A Christian may even argue that such a position is Biblical: that whilst the Bible commands charity, it also commands that people work to support themselves, and consequently there is no demand on the Christian that they seek the kind of economic, structural change in society that would end poverty by, for example, raising the minimum wage, improving state education, building social housing, investing in health and social care, funding public transport, and laying fibre-optic cable throughout the country. The command to work plus the command to give indicates a Bible that supports capitalism: you work to support yourself; you give out of your private surplus; it is all very individual and non-state controlled.


But this is to miss another key command of the Bible: not just to support yourself; not just to give; but to defend. Not merely to go along like the Good Samaritan, patching up those attacked by the bandits of life, but to fight off the bandits in the first place. Not just tending to the sheep ravaged by a wolf, but fighting off the wolf before it reaches the sheep. It’s not enough to help people after they’re hurt; after they’ve become poor; after they’ve been left behind. Defending others against harm means making sure that no-one becomes poor.


It means making sure that there are no disadvantaged parts of the country where life expectancy is a decade behind the healthiest, healthy life expectancy is two decades behind,[2] and learning is 18months behind.[3] It means making sure there is no distortion in the justice system where your income has become more important than your innocence when it comes to reaching the truth at trial, because the State cut legal aid and the poor can’t afford the best barristers.

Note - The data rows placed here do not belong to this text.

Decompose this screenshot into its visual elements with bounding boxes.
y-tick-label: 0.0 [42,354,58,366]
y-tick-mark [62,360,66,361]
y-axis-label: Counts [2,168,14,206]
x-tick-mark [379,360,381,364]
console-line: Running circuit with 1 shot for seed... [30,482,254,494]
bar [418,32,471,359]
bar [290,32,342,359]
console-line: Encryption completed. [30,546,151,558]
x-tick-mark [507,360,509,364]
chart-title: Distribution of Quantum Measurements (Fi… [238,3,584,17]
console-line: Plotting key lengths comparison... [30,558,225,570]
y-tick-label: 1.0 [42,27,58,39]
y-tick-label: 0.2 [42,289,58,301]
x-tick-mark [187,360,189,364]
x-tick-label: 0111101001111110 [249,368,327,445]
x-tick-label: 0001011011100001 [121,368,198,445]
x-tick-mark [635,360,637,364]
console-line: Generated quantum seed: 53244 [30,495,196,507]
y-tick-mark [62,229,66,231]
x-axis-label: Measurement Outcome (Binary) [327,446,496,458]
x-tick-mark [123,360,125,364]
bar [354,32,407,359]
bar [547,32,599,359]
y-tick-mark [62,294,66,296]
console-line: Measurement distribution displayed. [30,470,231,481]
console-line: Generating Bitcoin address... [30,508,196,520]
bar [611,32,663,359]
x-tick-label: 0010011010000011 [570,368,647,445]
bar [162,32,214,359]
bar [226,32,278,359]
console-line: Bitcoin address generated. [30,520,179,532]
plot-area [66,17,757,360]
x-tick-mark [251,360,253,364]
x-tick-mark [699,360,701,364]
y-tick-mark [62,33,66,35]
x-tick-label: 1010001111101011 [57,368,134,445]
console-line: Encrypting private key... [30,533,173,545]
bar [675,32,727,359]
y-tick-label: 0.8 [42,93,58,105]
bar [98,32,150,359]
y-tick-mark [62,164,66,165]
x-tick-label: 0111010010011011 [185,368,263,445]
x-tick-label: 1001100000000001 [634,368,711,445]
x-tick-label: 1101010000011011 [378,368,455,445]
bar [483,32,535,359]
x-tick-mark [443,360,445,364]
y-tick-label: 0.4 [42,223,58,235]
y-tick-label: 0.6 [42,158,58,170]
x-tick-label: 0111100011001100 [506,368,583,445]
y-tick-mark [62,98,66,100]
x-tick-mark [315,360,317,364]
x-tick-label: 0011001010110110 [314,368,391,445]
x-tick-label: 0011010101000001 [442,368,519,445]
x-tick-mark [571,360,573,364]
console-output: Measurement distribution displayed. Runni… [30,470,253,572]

It means making sure there is no such thing as toxic jobs that actually make people too sick to work, never mind condemning them to poverty and misery.[4]


The narrative that the poor are poor through their own fault, rather than through the injustice of the country in which we live, is a lie.[5] It is a wicked lie which God condemns, for it is scoundrels who use wicked methods, who make up evil schemes to destroy the poor with lies, even when the plea of the needy is just (Is 32:7). Where are the Christians calling for justice and pleading with integrity (Is 59:4)? Where are the ones who will promote the cause of the needy? How long will we displease our Lord with our lack of justice (Is 59:15)?


Charity is not enough. It is not biblical if it is on its own. God demands justice.


[1] income derived purely from owning something and renting it to others; exclusive of maintenance and administration costs). [2] https://www.kingsfund.org.uk/publications/whats-happening-life-expectancy-uk [3] https://epi.org.uk/publications-and-research/education-in-england-annual-report-2020/ [4] There are four ways in which the nature of work can adversely affect health: through adverse physical conditions of work; adverse psychosocial conditions at work; poor pay or insufficient hours; and temporary work, insecurity, and the risk of redundancy or job loss. In 2014, an estimated 1.2m working people in Great Britain had an illness or health condition believed to be caused, or exacerbated by, their current or previous work placement.

https://assets.publishing.service.gov.uk/government/uploads/system/uploads/attachment_data/file/460700/2a_Promoting_good_quality_jobs-Full.pdf

[5] There is plenty of evidence that poverty is a structural issue, but this blog is about the Biblical command to defend the poor and seek justice, so I’m not listing all the evidence again here.